VARSHA WAISHAMPAYAN: So thank you for asking that question. Look, like I said, I spent almost three decades on Wall Street, and I'm very passionate about helping women rise to the leadership roles.

And I'll tell you very honestly, I did not make it to the top. I stayed in the middle, right? And I always felt that I could do this. I could move up. I have potential. And I felt that if I had a mentoring and coaching program like the one that I created for our mentees, I think I could have had that chance.

And I needed to do this. I really needed to do this. And more importantly, this is personal for me because my father-- he passed away a few years ago, but he was an amazing teacher, and he always reminded me that I've done some good things in my career. It's time to pay it forward. It's time to bring all my experience to women who can leverage from it. And no better way to do this than a nonprofit. And I quit my job in 2016 from PwC to start this.

ALEXIS CHRISTOFOROUS: Varsha, you say one of the things we need to do is write down-- physically write down what our dream job is, but then take it the next level. Upskill and reskill for that dream job. It sounds easier said than done, Varsha.

VARSHA WAISHAMPAYAN: So, look, I personally feel it's not that difficult, right? So first of all, we don't ever take time to think about what is my dream job?

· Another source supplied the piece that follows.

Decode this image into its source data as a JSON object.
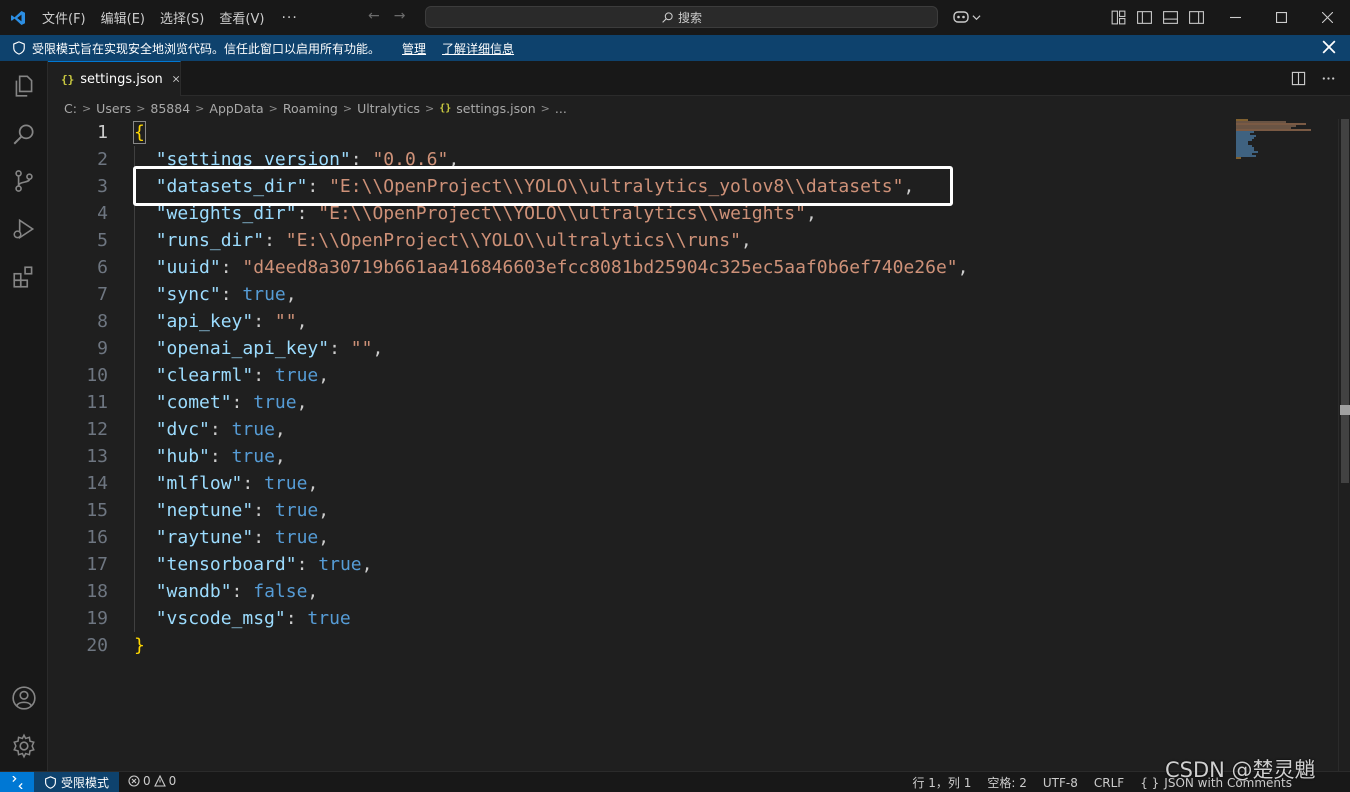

And we always teach our mentees to take a pause, right? Think about all the strengths that you bring to the table, everything that you are so good at. Think about what you enjoy because you're likely to be more successful if you do something you enjoy and you do something that you are very good at.

So first of all, just making sure that you are in agreement with that thought because many times we feel like, my God, real life is we got to pay the bills and I have kids to send to school and colleges. I don't have that luxury. But think about it. If you don't like what you're doing every single day, you're probably not going to be as successful.

So if you put all your energy and figuring out what you're passionate about, develop skills to get there. I think you are happy. You're likely to be much better at that job. So it's difficult, but once you understand it and you agree, it's not that difficult.

ALEXIS CHRISTOFOROUS: All right, good practical advice. Wings for Growth CEO Varsha Waishampayan, thanks so much for being with us.

VARSHA WAISHAMPAYAN: Thank you. I appreciate the time.